There are just three weeks to go for sausage makers to drop down to the voluntary salt targets set by Public Health England. But CASH warns that many sausage makers are cutting it pretty close to the deadline, as their products still contain too much salt. Oh, and that includes vegetarian sausages, so don’t feel too smug if you’re meat-free. CASH found the average salt content of two sausages to be 1.16g. That’s a bit of a concern, as a child aged four to six is only recommended 3g of salt per day, while adults should consume no more than 6g of salt. CASH also found that 85% of the sausages they tested were high in saturated fats, containing over 5g saturated fats per 100g. After surveying 212 chilled and frozen sausages, the body named and shamed the worst offenders, pointing out that Richmond’s full range of sausages beats all other sausage makers for salt levels.

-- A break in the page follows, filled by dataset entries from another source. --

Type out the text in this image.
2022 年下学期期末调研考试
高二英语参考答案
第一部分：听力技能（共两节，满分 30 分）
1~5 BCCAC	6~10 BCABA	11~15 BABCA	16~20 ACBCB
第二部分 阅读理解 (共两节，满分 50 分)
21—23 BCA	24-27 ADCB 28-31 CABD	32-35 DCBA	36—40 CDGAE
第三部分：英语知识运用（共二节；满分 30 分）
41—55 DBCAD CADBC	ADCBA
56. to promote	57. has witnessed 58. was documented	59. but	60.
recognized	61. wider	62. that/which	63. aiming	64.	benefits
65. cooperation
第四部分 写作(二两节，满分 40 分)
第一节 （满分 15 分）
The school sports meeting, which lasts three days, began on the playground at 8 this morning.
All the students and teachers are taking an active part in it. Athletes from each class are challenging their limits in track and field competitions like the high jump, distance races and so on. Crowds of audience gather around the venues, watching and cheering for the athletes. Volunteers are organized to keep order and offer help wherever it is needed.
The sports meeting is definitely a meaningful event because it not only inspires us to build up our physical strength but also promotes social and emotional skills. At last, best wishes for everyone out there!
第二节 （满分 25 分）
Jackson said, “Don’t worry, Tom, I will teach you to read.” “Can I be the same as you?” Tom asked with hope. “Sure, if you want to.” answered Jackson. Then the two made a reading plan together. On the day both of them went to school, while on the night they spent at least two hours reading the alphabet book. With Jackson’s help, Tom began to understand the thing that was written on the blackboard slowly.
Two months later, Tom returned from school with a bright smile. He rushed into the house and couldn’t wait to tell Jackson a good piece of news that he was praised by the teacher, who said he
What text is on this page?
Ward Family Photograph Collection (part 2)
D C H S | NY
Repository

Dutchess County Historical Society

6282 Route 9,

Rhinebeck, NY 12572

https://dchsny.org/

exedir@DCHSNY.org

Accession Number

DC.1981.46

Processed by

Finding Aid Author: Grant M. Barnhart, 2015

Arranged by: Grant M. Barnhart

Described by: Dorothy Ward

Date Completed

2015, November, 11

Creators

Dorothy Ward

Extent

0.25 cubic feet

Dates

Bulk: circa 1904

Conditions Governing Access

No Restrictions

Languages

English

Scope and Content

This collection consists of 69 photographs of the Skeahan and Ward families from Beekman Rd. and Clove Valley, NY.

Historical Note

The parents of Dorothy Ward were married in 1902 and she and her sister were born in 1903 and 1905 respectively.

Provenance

Asda has some of the saltiest sausages at 2.1g of salt per 100g, while just one 80g sausage from Iceland’s frozen eight jumbo pork sausages packet contains 1.28g of salt (1.6g per 100g).
Adding two sausages to a sarnie with white bread, a dollop of ketchup and a smear of butter would mean you’d be taking in 3.78g of salt.
One 56g Quarn Best of British sausage contains 1.1g of salt (1.9g per 100g), while one 46g Linda McCartney’s vegetarian sausage contains 0.74g of salt (1.6g per 100g). Research suggests that the average Brit eats 2.68kg of sausages a year. If we all ate the saltiest sausage – that’s Richmond’s skinless pork sausage, FYI, with 2.3g of salt per 100g – we’d be consuming 61.64g of salt a year from sausages alone. That’s equivalent to 134 packs of Walkers ready salted crisps. This doesn’t mean you need to throw out all your dreams of having sausages for dinner. Just be more aware of the salt content of the meat you’re putting into your body, and consider swapping to one of the lower salt brands.
Professor of Cardiovascular Medicine Graham MacGregor at Queen Mary University of London and Chairman of CASH added: ‘The UK has led the world on salt reduction but this survey clearly shows that many companies are not cooperating with the current voluntary policy. ‘Public Health England, who is now responsible, must get tough on those companies not complying and set new mandatory targets to be achieved by 2020 without further delay. ‘Otherwise, thousands of people will die from unnecessary strokes and heart attacks every year. ‘Salt reduction is the most cost-effective and most successful public health preventive measure made to date, and it is a national tragedy that it is being allowed to fail.” CASH’s nutritionist and campaign manager Sonia Pombo added: ‘So far we have seen very little evidence that the latest set of voluntary salt targets have been achieved, despite the impending deadline this month. ‘Therefore strict monitoring and tougher regulation from the government must be implemented.’